5 Conclusion and Discussion

This chapter reviews the existing algorithms of drainage network extraction and finds that there are no eligible algorithms, which can produce complete and reasonable drainage networks from gridded DEMs. Based on analysis of inherent rationale of available research, we proposed and implemented a new method that integrates flow routing algorithm and revised local morphometric algorithm. A rule-based cleaning process is designed to evaluate and eliminate problematic and noise segments. Two example datasets of different terrain types were used to test the proposed method. The quantitative analysis of extracted drainage networks shows that results by this new algorithm are insensitive to threshold values and stable in hierarchical structures.

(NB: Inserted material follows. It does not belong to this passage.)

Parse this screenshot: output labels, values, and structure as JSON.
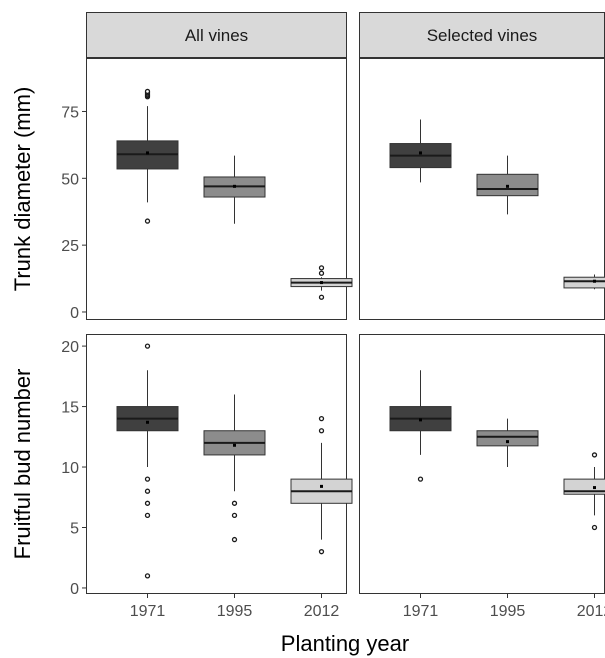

Further possible development based our work can be on different aspects. Multiple-flow-directions algorithms are more appropriate to simulate water diverging models in microtopography, especially as high resolution DEMs are more and more available from wide applications of LiDAR and low altitude aerial stereo images. Also in this scenario, as natural sinks or depressions are widespread, adaptable pit removal algorithm should be implemented by integration of filling and carving based on identifying objects that break flow routing over terrain surface. In low and flat downstream areas, there are many efforts to design reasonable treatment algorithms to generate flow routing. An alternative and more appropriate way is to use hydrological features and water bodies from large scale topographic maps and geospatial databases as an a priori knowledge, which are then incorporated to reduce problematic segments during or subsequent to drainage networks extraction process. At the same time, a geospatial database can be enriched by incorporating the extracted drainage information (flow direction, flow accumulation and watershed subdivision). Another work is to design an appropriate generalization method to simplify the very dense drainage networks of the new algorithm for various applications.